Fee hike adds sting to traffic tickets

Saturday, June 25, 2011

Tennesseans may pay up to $70 more on traffic tickets when a new state law takes effect a week from today.

The law tacks a $13.75 fee on each traffic violation. Officers are allowed to cite drivers for as many as five violations on a single ticket, Davidson County Circuit Court Clerk Ricky Rooker said. If you get a ticket for both speeding and an illegal lane change, for example, you would pay an extra $27.50, and so on, up to a maximum of $68.75 for a five-violation ticket.

Proceeds will be turned over to the state and help pay for the crime lab services TBI provides to law enforcement agencies in Tennessee.

Sen. Randy McNally, R-Oak Ridge, was a sponsor of the legislation and said failure to pass it could have led to massive TBI layoffs, new fees charged to cash-strapped local governments or substantial delays in the processing of evidence.

TBI spokeswoman Kristin Helm said that when TBI was tasked with making $4 million in budget cuts last year, it looked for additional revenues to avoid laying off 58 crime lab agents. TBI's total budget is about $64 million, with $20 million going toward its three crime labs.

TBI initially approached law enforcement agencies and said it was considering charging them $20 for each piece of evidence submitted for examination and $100 for DNA tests.

Citing their own budget woes, the local governments pushed back and turned for help to the Tennessee Municipal League, which came up with the fee on traffic violations as an alternative.

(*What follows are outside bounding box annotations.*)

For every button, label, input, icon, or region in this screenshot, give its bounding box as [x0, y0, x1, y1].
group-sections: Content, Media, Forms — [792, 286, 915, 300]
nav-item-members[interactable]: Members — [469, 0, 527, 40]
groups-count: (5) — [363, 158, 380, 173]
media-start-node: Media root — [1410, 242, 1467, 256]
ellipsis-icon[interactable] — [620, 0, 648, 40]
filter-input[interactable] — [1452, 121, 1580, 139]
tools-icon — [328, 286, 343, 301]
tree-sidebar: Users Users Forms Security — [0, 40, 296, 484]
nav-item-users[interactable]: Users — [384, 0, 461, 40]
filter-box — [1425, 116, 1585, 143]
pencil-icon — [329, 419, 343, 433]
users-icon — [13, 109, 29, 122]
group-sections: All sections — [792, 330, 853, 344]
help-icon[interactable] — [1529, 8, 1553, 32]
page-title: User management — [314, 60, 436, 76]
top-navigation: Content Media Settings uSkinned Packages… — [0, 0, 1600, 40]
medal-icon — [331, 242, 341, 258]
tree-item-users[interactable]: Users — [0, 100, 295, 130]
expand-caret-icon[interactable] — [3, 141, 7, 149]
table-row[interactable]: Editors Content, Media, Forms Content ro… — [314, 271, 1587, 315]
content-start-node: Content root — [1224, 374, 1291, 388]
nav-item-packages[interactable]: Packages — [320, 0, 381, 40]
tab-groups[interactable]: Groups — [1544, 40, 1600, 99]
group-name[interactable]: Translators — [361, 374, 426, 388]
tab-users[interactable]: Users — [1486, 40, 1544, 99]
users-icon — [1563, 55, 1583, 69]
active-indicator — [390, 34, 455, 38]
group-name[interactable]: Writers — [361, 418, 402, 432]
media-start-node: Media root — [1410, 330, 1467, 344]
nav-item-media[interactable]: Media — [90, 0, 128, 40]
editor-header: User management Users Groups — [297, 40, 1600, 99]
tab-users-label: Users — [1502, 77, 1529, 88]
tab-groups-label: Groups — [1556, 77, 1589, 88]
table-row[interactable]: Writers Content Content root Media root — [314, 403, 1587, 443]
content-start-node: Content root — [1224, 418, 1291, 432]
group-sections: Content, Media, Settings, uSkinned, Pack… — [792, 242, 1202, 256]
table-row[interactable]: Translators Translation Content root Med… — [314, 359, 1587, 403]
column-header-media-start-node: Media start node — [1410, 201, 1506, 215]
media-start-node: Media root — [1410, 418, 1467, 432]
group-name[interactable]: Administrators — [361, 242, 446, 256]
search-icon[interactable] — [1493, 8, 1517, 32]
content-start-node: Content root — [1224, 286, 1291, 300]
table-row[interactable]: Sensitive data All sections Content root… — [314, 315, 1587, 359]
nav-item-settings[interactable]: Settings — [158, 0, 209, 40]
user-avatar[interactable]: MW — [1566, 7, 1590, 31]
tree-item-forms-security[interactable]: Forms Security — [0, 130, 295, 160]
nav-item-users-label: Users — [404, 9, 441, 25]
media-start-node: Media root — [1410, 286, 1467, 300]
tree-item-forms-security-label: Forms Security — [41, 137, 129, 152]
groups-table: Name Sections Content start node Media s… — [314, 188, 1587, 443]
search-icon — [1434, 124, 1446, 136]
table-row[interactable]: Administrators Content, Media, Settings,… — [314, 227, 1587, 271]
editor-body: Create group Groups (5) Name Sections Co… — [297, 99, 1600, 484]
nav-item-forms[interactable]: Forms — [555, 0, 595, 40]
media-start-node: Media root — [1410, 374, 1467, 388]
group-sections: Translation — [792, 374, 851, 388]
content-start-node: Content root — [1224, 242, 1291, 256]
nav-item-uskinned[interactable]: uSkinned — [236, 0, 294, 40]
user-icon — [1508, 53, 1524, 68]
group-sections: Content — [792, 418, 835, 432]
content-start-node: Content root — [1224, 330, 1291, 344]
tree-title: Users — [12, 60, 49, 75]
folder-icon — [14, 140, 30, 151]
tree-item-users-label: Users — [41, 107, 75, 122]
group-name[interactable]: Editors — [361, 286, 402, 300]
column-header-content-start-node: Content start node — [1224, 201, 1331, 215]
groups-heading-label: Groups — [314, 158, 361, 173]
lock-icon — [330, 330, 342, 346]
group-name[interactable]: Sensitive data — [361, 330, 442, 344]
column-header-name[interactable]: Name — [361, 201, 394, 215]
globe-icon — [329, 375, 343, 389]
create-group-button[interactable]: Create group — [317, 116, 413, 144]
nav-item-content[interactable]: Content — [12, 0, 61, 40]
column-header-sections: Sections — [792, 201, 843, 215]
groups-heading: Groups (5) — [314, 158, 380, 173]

Ashley Gittens, who stopped by the Davidson County Traffic Violations Bureau to pay a $150 speeding ticket, was discouraged to learn about the new fee but said fear of paying it might make her a more cautious driver.

"It's already expensive, and I just disagree completely," she said. "It will reduce speeding slightly, I guess."

Helm said the TBI crime labs performed 285,000 tests on 85,000 pieces of evidence last year.

Without the additional funding, "a large portion of the state crime lab would have been shut down, no longer processing evidence for the judicial system," Helm said.

Helm said the new traffic violation fee will cover about half of TBI's $4 million shortfall. The other half is being covered by increasing the drug and alcohol testing fees that defendants in drunken-driving and other smaller cases pay from $100 to $250. Helm said that because these defendants are not sent to prison, they have the means to pay the increased fine.

Shutting down part of the crime labs wasn't considered an option for Tennessee law enforcement agencies "at a time when local police departments are becoming increasingly dependent upon forensic evidence to solve cases," Tennessee Municipal League spokeswoman Carole Graves said.

Helm said it wouldn't have been feasible to fine those convicted of murder, rape, robbery and other crimes that involve forensic evidence to cover the shortfall because those individuals are sent to jail and have no means to pay their court fees.

Rex Barton, a police consultant with the University of Tennessee Municipal Technical Advisory Service who worked on the proposal, said it also makes sense because there already exists a $13.75 state litigation tax charged to defendants who are found guilty or pay a fine. Those who were paying their parking tickets instead of contesting them in court weren't paying that tax in some cities, so Barton said adding a fee of an equal amount in those instances levels the playing field.

Metro police spokesman Don Aaron said the department relies heavily on TBI to analyze evidence. But that will change next year when the department builds its own lab to have more control over the speed and prioritization of evidence analysis.

"The goal is to have a self-sufficient crime lab that can handle DNA testing as well as other analyses," Aaron said. "Because every law enforcement agency in Tennessee utilizes the TBI lab services, this department decided to create its own lab to set the priority for cases. ... They do excellent work, but they do it for the entire state."

The fee applies only to people who choose not to contest their tickets and pay the fine before the court date or compliance date.